山Pこと、山下智久の新たな主演作が決まった。日韓共作の恋愛映画で、目が見えなくなる漫画家を演じるという。

 2020年10月、ジャニーズ事務所を退所した山P。昨年は主演ドラマ『正直不動産』(NHK総合)がヒットし、全裸で敵役を演じた『今際の国のアリス』シーズン2も好評を博した。

 その一方で、わずか30秒のチョイ役ながら出演したハリウッドデビュー映画が配信のみになってしまったり、別の映画が製作中止になったりと、不運にも見舞われている。

 そもそも、ジャニーズ退所は一大事。最近は「辞めジャニ」という言葉が生まれるほど、退所組も目立つが、この言葉はまた、ジャニーズを辞めることが芸能界でのポジションを大きく変えることを示している。

 その点、彼はよくやっているほうだ。

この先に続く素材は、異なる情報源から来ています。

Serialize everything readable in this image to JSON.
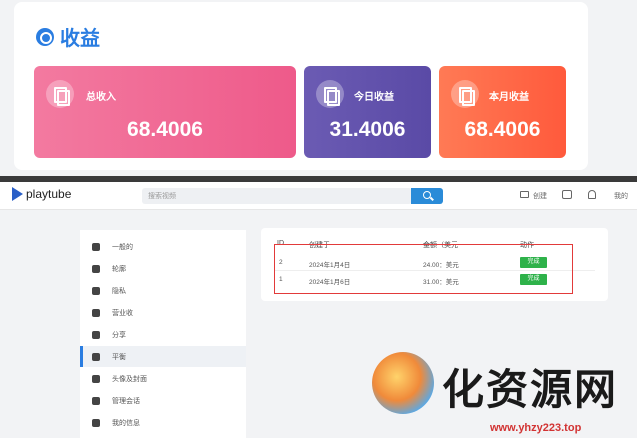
{
  "earnings": {
    "title": "收益",
    "tiles": [
      {
        "label": "总收入",
        "value": "68.4006",
        "color": "#ee5a8a"
      },
      {
        "label": "今日收益",
        "value": "31.4006",
        "color": "#5a4aa6"
      },
      {
        "label": "本月收益",
        "value": "68.4006",
        "color": "#ff5a3c"
      }
    ]
  },
  "header": {
    "brand": "playtube",
    "search_placeholder": "搜索视频",
    "upload_label": "创建",
    "user_label": "我的"
  },
  "sidebar": {
    "items": [
      {
        "label": "一般的",
        "icon": "gear-icon",
        "active": false
      },
      {
        "label": "轮廓",
        "icon": "profile-icon",
        "active": false
      },
      {
        "label": "隐私",
        "icon": "privacy-icon",
        "active": false
      },
      {
        "label": "营业收",
        "icon": "money-icon",
        "active": false
      },
      {
        "label": "分享",
        "icon": "at-icon",
        "active": false
      },
      {
        "label": "平衡",
        "icon": "wallet-icon",
        "active": true
      },
      {
        "label": "头像及封面",
        "icon": "image-icon",
        "active": false
      },
      {
        "label": "管理会话",
        "icon": "fingerprint-icon",
        "active": false
      },
      {
        "label": "我的信息",
        "icon": "info-icon",
        "active": false
      }
    ]
  },
  "withdrawals": {
    "columns": [
      "ID",
      "创建于",
      "金额（美元",
      "动作"
    ],
    "rows": [
      {
        "id": "2",
        "date": "2024年1月4日",
        "amount": "24.00：美元",
        "action": "完成"
      },
      {
        "id": "1",
        "date": "2024年1月6日",
        "amount": "31.00：美元",
        "action": "完成"
      }
    ]
  },
  "watermark": {
    "text": "化资源网",
    "url": "www.yhzy223.top"
  }
}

ただ、その活動には、以前からどこか中途半端な印象がつきまとう。歌では『青春アミーゴ』(修二と彰)、ドラマでは『コード・ブルー ―ドクターヘリ緊急救命―』(フジテレビ系)のような大ヒット作を持つ一方で、トータルに見ると、不完全燃焼な気がしてしまうのだ。

かつて所属したグループ『NEWS』の迷走で

 退所の2か月前には、年齢を偽っていた未成年女性との飲酒やお泊まりを報じられ、活動を自粛。そこから海外進出もにらんでの決断となったが、あまりカッコいい辞め方ではなかった。

 そんな芸能人生になっている原因として、避けて通れないのが、かつて所属したグループ『NEWS』の迷走だ。

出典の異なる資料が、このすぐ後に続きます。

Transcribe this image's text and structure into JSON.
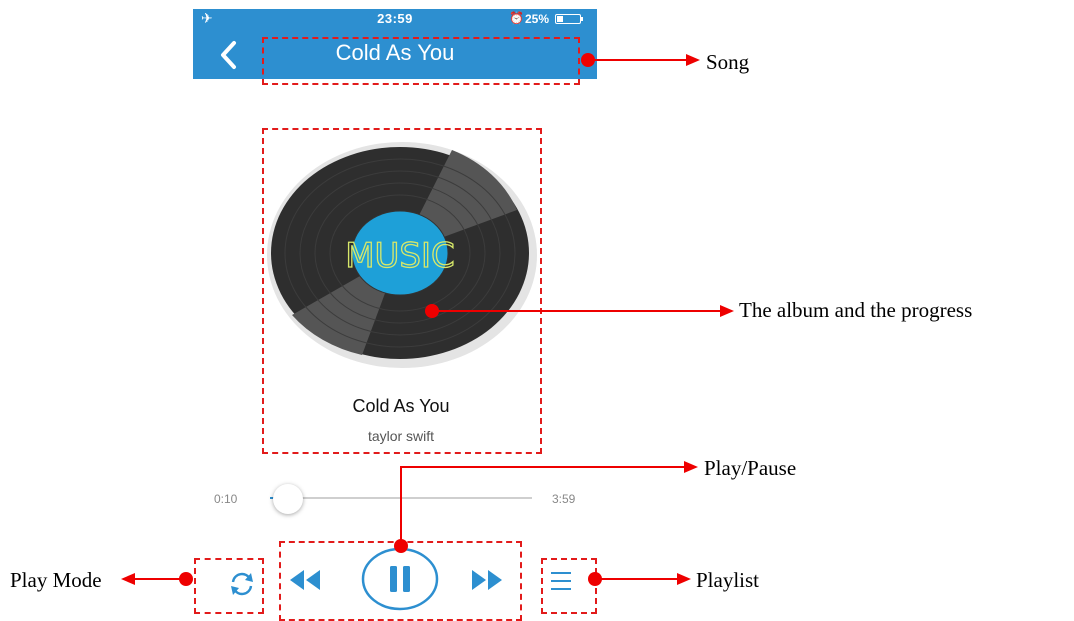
{
  "status_bar": {
    "airplane_icon": "airplane-icon",
    "time": "23:59",
    "alarm_icon": "alarm-icon",
    "battery_percent": "25%",
    "battery_level": 0.25
  },
  "nav": {
    "back_icon": "chevron-left-icon",
    "title": "Cold As You"
  },
  "album": {
    "art_text": "MUSIC",
    "song_title": "Cold As You",
    "artist": "taylor swift"
  },
  "progress": {
    "elapsed": "0:10",
    "total": "3:59",
    "fraction": 0.04
  },
  "controls": {
    "play_mode_icon": "repeat-icon",
    "previous_icon": "rewind-icon",
    "play_pause_icon": "pause-icon",
    "next_icon": "fast-forward-icon",
    "playlist_icon": "list-icon"
  },
  "annotations": {
    "song": "Song",
    "album_progress": "The  album  and  the  progress",
    "play_pause": "Play/Pause",
    "play_mode": "Play Mode",
    "playlist": "Playlist"
  },
  "colors": {
    "accent": "#2d8fd0",
    "annotation_red": "#e21b1b",
    "record_dark": "#2e2e2e",
    "record_label": "#1ea0d8",
    "label_text": "#d7e86a"
  }
}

 9人で結成されたものの、6人が脱退。光GENJIと並び、史上最も多くの「辞めジャニ」を輩出したグループでもある。

2003年11月、9人でデビューしたNEWSは『バレーボールワールドカップ2003』会場に登場
2003年11月、9人でデビューしたNEWSは『バレーボールワールドカップ2003』会場に登場

 その成り立ちについては、当初「期間限定ユニット」だったという話がある。ジャニーズJr.でダントツ人気だった山Pを売り出すべく、とりあえず「CD1枚」の予定でつくってみたとのこと。

 実際、グループ名が決まるまでは、彼の名字から「Yプロジェクト」と呼ばれていたともいわれ、最初のシングルはセブン-イレブン独占販売という変則的なリリースだった。本格デビューは、その半年後だ。また、彼とともにJr.内ユニットを組み、彼に次ぐ人気者だった生田斗真や風間俊介はあえて外されていた。つまり、山Pとそれ以外のメンバーには格差が存在したわけだ。